Ik kan de man geruststellen dat we nog altijd zeer tevreden zijn over de zorg bij Heimdal. Maar ja, Margo moet er wel op een veilige en verantwoorde manier kunnen komen. En dat was volgens mij vanmorgen niet het geval. De man is blij te horen dat het thuishouden van Margo geen protestactie is, daar was hij wel even bang voor. Hij bekijkt Margo, die met regelmaat een ademstop heeft. De man heeft Margo al eens vaker gezien, maar blijft die ademhaling een raar fenomeen vinden. “Nou, dat is ook één van de redenen waarom we graag de taxichauffeur vooraf kennis wilden laten maken met Margo.” Hij kijkt naar Margo. Er valt een stilte. “Waar zijn we toch eigenlijk mee bezig…!” Opnieuw is het stil. Alleen Margo’s forse ademhaling klinkt.

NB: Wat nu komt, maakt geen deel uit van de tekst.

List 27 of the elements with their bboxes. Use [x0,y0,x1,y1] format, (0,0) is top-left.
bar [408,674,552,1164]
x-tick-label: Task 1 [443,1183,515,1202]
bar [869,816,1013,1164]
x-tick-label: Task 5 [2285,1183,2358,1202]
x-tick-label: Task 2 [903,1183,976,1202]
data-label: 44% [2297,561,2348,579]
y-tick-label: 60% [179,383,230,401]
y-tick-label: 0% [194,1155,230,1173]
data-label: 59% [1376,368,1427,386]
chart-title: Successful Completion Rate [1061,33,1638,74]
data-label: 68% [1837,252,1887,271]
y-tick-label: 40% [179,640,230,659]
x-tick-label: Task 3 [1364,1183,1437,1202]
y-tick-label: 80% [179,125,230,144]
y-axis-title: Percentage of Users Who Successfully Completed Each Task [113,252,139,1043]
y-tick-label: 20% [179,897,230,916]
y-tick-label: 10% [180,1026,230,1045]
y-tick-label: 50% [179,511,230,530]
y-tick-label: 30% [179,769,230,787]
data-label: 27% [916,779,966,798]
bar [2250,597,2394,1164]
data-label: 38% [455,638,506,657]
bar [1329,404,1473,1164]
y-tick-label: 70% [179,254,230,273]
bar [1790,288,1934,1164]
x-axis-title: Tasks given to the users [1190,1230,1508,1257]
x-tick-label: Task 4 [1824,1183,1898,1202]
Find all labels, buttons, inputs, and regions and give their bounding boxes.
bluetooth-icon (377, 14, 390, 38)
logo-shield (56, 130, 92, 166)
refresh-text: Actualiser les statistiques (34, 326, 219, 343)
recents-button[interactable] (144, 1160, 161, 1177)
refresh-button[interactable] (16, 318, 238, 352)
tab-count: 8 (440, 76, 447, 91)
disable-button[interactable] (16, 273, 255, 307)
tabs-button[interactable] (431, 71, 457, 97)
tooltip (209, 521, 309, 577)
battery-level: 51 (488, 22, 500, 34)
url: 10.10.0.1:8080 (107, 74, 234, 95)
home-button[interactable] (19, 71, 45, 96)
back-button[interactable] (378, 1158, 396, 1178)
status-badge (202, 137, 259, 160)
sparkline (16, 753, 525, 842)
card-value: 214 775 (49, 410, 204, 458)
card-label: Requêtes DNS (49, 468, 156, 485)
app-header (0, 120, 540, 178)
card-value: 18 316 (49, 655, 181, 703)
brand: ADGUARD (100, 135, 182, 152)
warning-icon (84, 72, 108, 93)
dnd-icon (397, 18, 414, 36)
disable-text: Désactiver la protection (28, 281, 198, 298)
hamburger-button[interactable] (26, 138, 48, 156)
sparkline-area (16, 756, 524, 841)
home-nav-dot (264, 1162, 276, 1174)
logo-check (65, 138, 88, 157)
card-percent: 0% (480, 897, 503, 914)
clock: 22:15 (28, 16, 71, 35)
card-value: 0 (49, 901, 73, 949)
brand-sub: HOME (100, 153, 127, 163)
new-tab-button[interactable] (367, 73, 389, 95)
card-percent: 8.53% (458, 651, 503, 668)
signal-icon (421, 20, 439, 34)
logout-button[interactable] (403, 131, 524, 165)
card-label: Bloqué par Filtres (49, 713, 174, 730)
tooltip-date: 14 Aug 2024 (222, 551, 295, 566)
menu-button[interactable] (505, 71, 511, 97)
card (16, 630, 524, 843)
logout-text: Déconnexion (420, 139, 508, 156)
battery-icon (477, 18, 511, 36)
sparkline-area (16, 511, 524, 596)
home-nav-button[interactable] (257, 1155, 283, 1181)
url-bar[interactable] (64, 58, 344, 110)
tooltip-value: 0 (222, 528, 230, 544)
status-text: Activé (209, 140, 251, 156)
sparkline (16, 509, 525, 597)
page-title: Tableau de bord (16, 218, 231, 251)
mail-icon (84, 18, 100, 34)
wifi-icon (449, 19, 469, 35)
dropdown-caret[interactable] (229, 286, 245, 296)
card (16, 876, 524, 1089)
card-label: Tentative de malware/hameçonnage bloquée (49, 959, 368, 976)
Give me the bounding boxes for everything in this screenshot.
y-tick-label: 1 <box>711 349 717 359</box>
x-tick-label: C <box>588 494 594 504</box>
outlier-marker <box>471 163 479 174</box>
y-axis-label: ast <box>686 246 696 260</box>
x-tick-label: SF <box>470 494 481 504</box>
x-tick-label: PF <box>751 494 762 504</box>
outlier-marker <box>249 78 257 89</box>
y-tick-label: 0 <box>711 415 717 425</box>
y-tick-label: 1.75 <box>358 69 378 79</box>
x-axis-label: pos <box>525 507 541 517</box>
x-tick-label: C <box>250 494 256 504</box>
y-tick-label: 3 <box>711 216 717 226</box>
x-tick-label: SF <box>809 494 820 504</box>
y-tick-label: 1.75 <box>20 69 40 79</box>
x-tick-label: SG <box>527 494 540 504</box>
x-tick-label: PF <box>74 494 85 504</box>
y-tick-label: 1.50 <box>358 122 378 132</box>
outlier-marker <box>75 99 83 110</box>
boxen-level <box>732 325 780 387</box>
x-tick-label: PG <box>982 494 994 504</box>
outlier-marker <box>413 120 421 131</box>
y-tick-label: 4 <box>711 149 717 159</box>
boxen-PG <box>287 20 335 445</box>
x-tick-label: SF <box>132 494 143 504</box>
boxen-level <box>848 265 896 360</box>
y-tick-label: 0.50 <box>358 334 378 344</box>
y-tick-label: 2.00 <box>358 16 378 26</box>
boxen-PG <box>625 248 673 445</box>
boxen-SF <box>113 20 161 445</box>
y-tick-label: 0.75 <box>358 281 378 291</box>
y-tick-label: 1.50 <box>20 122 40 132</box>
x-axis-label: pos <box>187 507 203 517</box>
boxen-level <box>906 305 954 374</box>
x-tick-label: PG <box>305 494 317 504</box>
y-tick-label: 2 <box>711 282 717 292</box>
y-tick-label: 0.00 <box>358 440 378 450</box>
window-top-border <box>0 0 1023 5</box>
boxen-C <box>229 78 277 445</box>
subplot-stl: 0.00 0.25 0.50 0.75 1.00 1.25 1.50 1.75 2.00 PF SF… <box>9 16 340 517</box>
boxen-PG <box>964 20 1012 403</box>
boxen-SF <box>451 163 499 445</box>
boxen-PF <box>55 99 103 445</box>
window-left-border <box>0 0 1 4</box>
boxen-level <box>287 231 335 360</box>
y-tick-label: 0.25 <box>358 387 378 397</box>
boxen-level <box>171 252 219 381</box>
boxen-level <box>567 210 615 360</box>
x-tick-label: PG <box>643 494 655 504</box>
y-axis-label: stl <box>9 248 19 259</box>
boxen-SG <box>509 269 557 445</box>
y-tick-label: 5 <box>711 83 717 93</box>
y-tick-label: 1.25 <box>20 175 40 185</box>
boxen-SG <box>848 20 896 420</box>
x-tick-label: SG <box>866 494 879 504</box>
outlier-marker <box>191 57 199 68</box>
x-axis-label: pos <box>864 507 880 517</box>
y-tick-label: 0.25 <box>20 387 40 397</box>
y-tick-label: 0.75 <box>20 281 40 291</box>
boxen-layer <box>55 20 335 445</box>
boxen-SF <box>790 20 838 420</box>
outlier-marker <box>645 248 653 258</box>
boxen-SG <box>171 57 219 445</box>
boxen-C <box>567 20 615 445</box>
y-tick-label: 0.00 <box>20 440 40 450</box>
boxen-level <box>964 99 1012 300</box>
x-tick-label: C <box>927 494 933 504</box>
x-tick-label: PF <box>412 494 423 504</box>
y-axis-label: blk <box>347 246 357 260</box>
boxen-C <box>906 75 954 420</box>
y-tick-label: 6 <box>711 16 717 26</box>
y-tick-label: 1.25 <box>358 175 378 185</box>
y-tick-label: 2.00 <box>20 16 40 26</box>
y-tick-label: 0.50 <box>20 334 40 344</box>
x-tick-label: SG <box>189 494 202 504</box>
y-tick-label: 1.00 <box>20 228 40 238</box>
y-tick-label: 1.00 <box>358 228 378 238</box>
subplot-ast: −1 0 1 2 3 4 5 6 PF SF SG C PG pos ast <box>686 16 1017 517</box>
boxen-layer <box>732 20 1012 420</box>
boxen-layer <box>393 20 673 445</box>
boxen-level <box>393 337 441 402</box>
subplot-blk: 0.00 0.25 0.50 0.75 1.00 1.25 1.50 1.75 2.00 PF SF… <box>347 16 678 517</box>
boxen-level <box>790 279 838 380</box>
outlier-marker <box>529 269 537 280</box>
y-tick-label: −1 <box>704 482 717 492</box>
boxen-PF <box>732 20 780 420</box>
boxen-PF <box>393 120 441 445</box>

Ik ervaar de man als zacht en heel betrokken. Ik bespreek het hele taxigebeuren met hem. Wat het met ons doet, maar ook praktische bezwaren waar ik vanochtend mee te maken had. Hij begrijpt mijn gevoel ten aanzien van de hele situatie goed. Ik hoor zijn kant van het verhaal. Inmiddels doet het er voor mij al niet meer zo toe. Ik wil nu, nu het is zoals het is, alleen maar dat Margo op een goede manier van en naar school kan gaan met de taxi. De manager gaat ervoor zorgen dat de chauffeur vanmiddag nog bij ons langs komt. We spreken af dat de manager ons vanavond belt om te horen hoe de afspraak met de chauffeur is gegaan.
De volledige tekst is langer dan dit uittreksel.